Bayram gibi  bayram

Şampiyon takıma ve bu şampiyonluğu hak eden taraftarına mutlu bayramlar. Yıllardır beklediğimiz -ki dile kolay yaşayana zor 38 yıl şampiyonluk kutlamalarımız, bir bayram arifesinde sekizinci şampiyonluğumuza nasip oldu. Başkanımız Ahmet Ağaoğlu’na, Teknik Direktörümüz Abdullah Avcı’ya, tüm teknik kadroya, oyuncularımıza, malzemecisine, sağlık personeline, tercümanına, saha görevlisine, aklıma gelmeyen herkese teşekkür ediyorum. Yıllar sonra geldiğim memleketimde bu sevinci yaşamanın anlamı çok daha büyük. Ve büyük Trabzonspor taraftarı; “Mutluluğa kurşun sıkma” çağrısına uyarak sevincimize gölge düşürmeyen, duyarlı taraftarlarımıza çok teşekkür ediyorum. “O sene bu sene” dedik hedefimize ulaştık; bundan sonra yine alnımızın akı, formamızın teri ile nice şampiyonluklara!

***

Terör ve terörist her zaman aynı değil mi?

Yıllar önce Murathan Mungan’ın denemelerinden birinde okuduğumnbir cümle beni çok etkilemişti: Fotoğraflar; yaşamla ölüm arasındaki en kısa anlatımdır...

Özellikle kaybettiğimiz kişilerin fotoğraflarına baktığımda, derinliğini daha iyi kavradığım bir cümle

oldu hep. Son günlerde gündemi meşgul eden İstanbul Büyükşehir Belediyesi'nde (İBB) sosyal hizmet uzmanı olarak görev yapan Şafak D. adlı kadının geçmişte PKK'lı teröristler birlikte silahlı fotoğraflarının ortaya çıkması üzerine yine aklıma geldi.

Bu sefer yitirdiğimiz bir kişiyle değil yitirdiğimiz zamanla aramızda köprü olduğu için...

Bir kişi PKK’lı teröristlerle birlikte oluyor, onlar gibi giyiniyor, eline silah alıyor –ki bu durum benim nazarımda onlarla fikir birliği içerisinde olduğunun da göstergesidir ve o kişiyi PKK ile ilişkilendiren tek şey o fotoğraflar. Günlerdir gerek İçişleri Bakanı Süleyman Soylu gerekse

Cumhurbaşkanı Recep Tayyip Erdoğan bu fotoğraflardan yola çıkarak, İBB Başkanı Ekrem İmamoğlu’nu belediyenin kapılarını teröristlere açmakla suçluyor.

Şunu söylemek istiyorum; o fotoğraflarını gördüğüm kişinin benim vergilerimden beslenen

bir belediyeden maaş almasını vicdanen ben de kabul etmiyorum.

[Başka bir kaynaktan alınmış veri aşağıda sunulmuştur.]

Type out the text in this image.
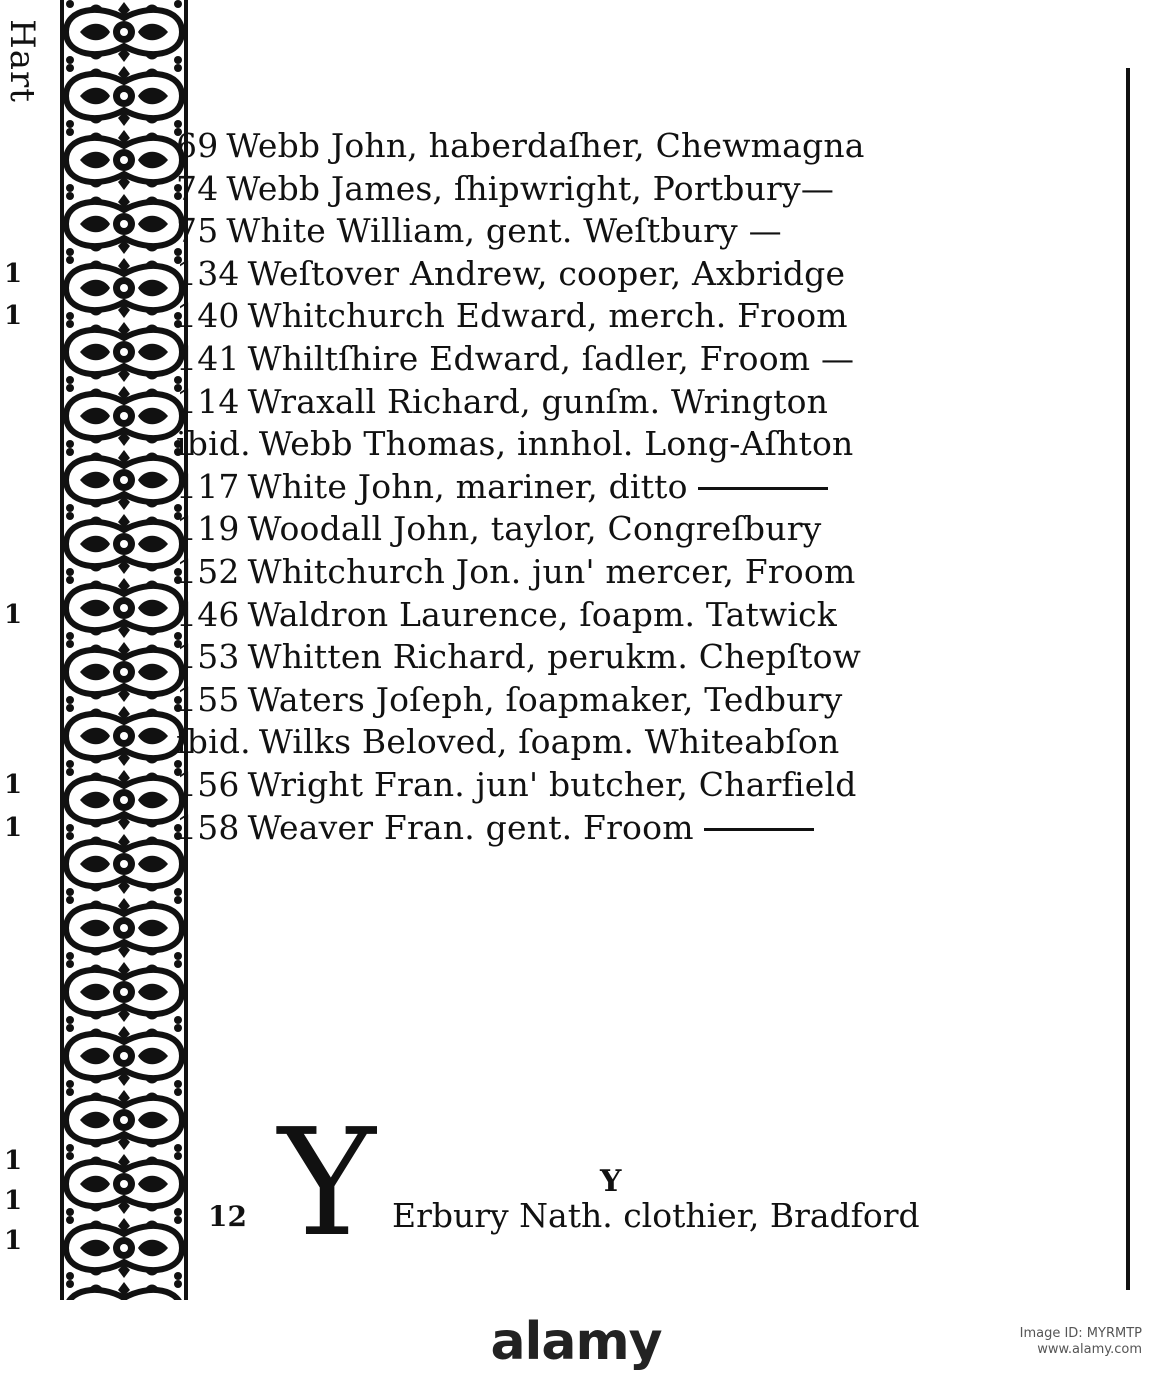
Hart
1
1
1
1
1
1
1
1
69 Webb John, haberdaſher, Chewmagna
74 Webb James, ſhipwright, Portbury—
75 White William, gent. Weſtbury —
134 Weſtover Andrew, cooper, Axbridge
140 Whitchurch Edward, merch. Froom
141 Whiltſhire Edward, ſadler, Froom —
114 Wraxall Richard, gunſm. Wrington
ibid. Webb Thomas, innhol. Long-Aſhton
117 White John, mariner, ditto
119 Woodall John, taylor, Congreſbury
152 Whitchurch Jon. jun' mercer, Froom
146 Waldron Laurence, ſoapm. Tatwick
153 Whitten Richard, perukm. Chepſtow
155 Waters Joſeph, ſoapmaker, Tedbury
ibid. Wilks Beloved, ſoapm. Whiteabſon
156 Wright Fran. jun' butcher, Charfield
158 Weaver Fran. gent. Froom
Y	Y
12	Erbury Nath. clothier, Bradford
alamy	Image ID: MYRMTP
www.alamy.com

Ama şunu da söylemek istiyorum; yasal olarak yapılması gereken işlemleri yasal evraklarla

yürüten bir kurumu olup bitenden sorumlu tutamazsın.

İBB kişiyi işe alırken adli sicil kaydı istemiş; hani memuriyet de dahil her türlü işe girerken istenen

adli sicil kaydından bahsediyoruz.

Kolluk kuvvetleri kişi ile ilgili bir soruşturma yürütmemiş, savcılar bir suçlama yapmamış, mahkemeler kişi ile ilgili herhangi bir cezaya hükmetmemiş, infaz edilen bir ceza siciline işlenmemiş. Ne yapacaktı İBB? İstihareye mi yatacaktı?

Ama Cumhurbaşkanı yine diyorsa ki, “Her şeyden önce tabi bu fotoğraf bir delildir, bir

ispattır. İstanbul Büyükşehir Belediyesi’nin bunun hesabını vermesi lazım.” buyurun arşivleri açalım. Öyle devletin arşivini falan da değil, Google’da Erdoğan’ın geçmişe dönük sözlerini okuyalım. Sonra eğer hesap vermek gerekiyorsa bunun nasıl olması gerektiğini

de yine Cumhurbaşkanı söylesin.

Süleyman Soylu yine diyorsa; “Devlet de Millet de HDPKK ile koyun koyuna olanı affetmez. Teröristin de ona yataklık yapanın da peşindedir.” Bu söylediğinin altını doldurduğu sürece sonuna kadar arkasındayım.

Ama bunu yaparken de hainleri ayırt etmemek gerek. Terörist teröristtir; benim için PKK ne ise FETÖ de odur!